La publication dans un quotidien danois de dessins du prophète avait entraîné la plus grave crise dans l’histoire contemporaine du Danemark avec le monde musulman.
Asmaa, qui avait également défrayé la chronique en 2006, en étant la première présentatrice à la télévision danoise à porter le foulard, était la porte-parole de onze associations musulmanes qui ont porté plainte contre le journal.
Réagissant le premier à l’éventualité de voir une femme arborant le hijab sur les bancs du Folketing, le porte-parole du Parti du peuple danois (PPD, extrême droite), Soeren Krarup, a qualifié le foulard islamique de "symbole totalitaire" semblable à "la croix gammée du nazisme".
L’eurodéputé du PPD Mogens Camre lui a emboîté le pas, estimant qu’Asmaa avait "besoin d’un traitement psychiatrique".
Pia Kjaersgaard, leader du PPD, qui a bâti le succès de son parti sur le refus de l’immigration musulmane, a protesté, affirmant que le port du voile est "imposé souvent à de très jeunes filles innocentes par des hommes autoritaires".
Elle dit éprouver "une certaine pitié" pour une femme qui "tente de faire croire que le voile la rend libre".
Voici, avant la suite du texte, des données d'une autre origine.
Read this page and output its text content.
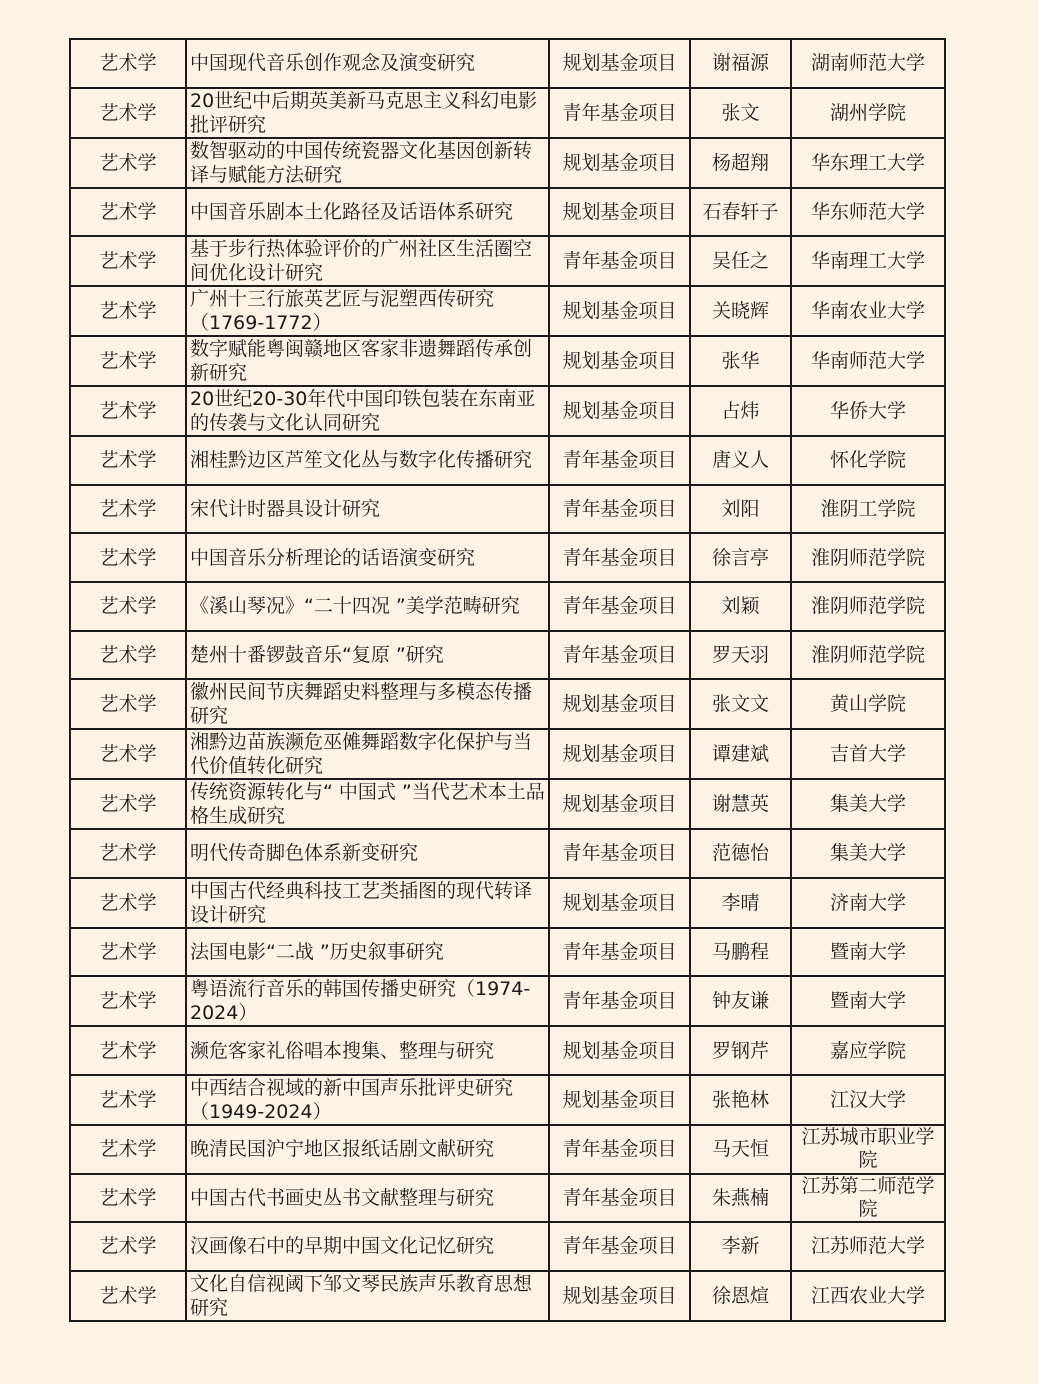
艺术学	中国现代音乐创作观念及演变研究	规划基金项目	谢福源	湖南师范大学
艺术学	20世纪中后期英美新马克思主义科幻电影批评研究	青年基金项目	张文	湖州学院
艺术学	数智驱动的中国传统瓷器文化基因创新转译与赋能方法研究	规划基金项目	杨超翔	华东理工大学
艺术学	中国音乐剧本土化路径及话语体系研究	规划基金项目	石春轩子	华东师范大学
艺术学	基于步行热体验评价的广州社区生活圈空间优化设计研究	青年基金项目	吴任之	华南理工大学
艺术学	广州十三行旅英艺匠与泥塑西传研究（1769-1772）	规划基金项目	关晓辉	华南农业大学
艺术学	数字赋能粤闽赣地区客家非遗舞蹈传承创新研究	规划基金项目	张华	华南师范大学
艺术学	20世纪20-30年代中国印铁包装在东南亚的传袭与文化认同研究	规划基金项目	占炜	华侨大学
艺术学	湘桂黔边区芦笙文化丛与数字化传播研究	青年基金项目	唐义人	怀化学院
艺术学	宋代计时器具设计研究	青年基金项目	刘阳	淮阴工学院
艺术学	中国音乐分析理论的话语演变研究	青年基金项目	徐言亭	淮阴师范学院
艺术学	《溪山琴况》“二十四况 ”美学范畴研究	青年基金项目	刘颖	淮阴师范学院
艺术学	楚州十番锣鼓音乐“复原 ”研究	青年基金项目	罗天羽	淮阴师范学院
艺术学	徽州民间节庆舞蹈史料整理与多模态传播研究	规划基金项目	张文文	黄山学院
艺术学	湘黔边苗族濒危巫傩舞蹈数字化保护与当代价值转化研究	规划基金项目	谭建斌	吉首大学
艺术学	传统资源转化与“ 中国式 ”当代艺术本土品格生成研究	规划基金项目	谢慧英	集美大学
艺术学	明代传奇脚色体系新变研究	青年基金项目	范德怡	集美大学
艺术学	中国古代经典科技工艺类插图的现代转译设计研究	规划基金项目	李晴	济南大学
艺术学	法国电影“二战 ”历史叙事研究	青年基金项目	马鹏程	暨南大学
艺术学	粤语流行音乐的韩国传播史研究（1974-2024）	青年基金项目	钟友谦	暨南大学
艺术学	濒危客家礼俗唱本搜集、整理与研究	规划基金项目	罗钢芹	嘉应学院
艺术学	中西结合视域的新中国声乐批评史研究（1949-2024）	规划基金项目	张艳林	江汉大学
艺术学	晚清民国沪宁地区报纸话剧文献研究	青年基金项目	马天恒	江苏城市职业学院
艺术学	中国古代书画史丛书文献整理与研究	青年基金项目	朱燕楠	江苏第二师范学院
艺术学	汉画像石中的早期中国文化记忆研究	青年基金项目	李新	江苏师范大学
艺术学	文化自信视阈下邹文琴民族声乐教育思想研究	规划基金项目	徐恩煊	江西农业大学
"Je suis libre avec ce morceau d’étoffe sur ma tête. C’est un choix que je considère juste. Je préfère saluer les hommes en portant ma main sur mon coeur pour montrer ma sincérité et mon respect. Mais je n’exigerai jamais que d’autres le fassent", se défend l’intéressée.
Pour elle, le parlement est "un moyen pour une musulmane danoise (...) de se battre pour (ses) idées" : l’égalité entre hommes et femmes.
Partisane de "la séparation de la religion et de la politique", elle n’a pas l’intention de demander un lieu de prière au parlement si elle est élue.
Scandalisée par les attaques du PPD, Elsebeth Gerner Nielsen, députée du parti radical (opposition) et ancienne ministre de la Culture, s’est présentée devant photographes et journalistes, tête recouverte d’un foulard.
Elle a appelé au "droit à la différence, à la liberté d’expression", "la tolérance et à faire contrepoids" à l’extrême droite "nationaliste et renfermée" qui "diabolise les musulmanes qui portent des foulards".
"Ce qui est essentiel n’est pas ce qu’on a sur la tête mais les points de vue qu’on exprime", dit-elle.
Elle s’est néanmoins attiré les foudres d’un dissident du même parti, Naser Khader, musulman modéré, qui l’accuse "de rendre service aux islamistes", point de vue "partagé" par le Premier ministre Anders Fogh Rasmussen.
Le Danemark compte environ 200.000 musulmans, soit 3,5% de la population totale.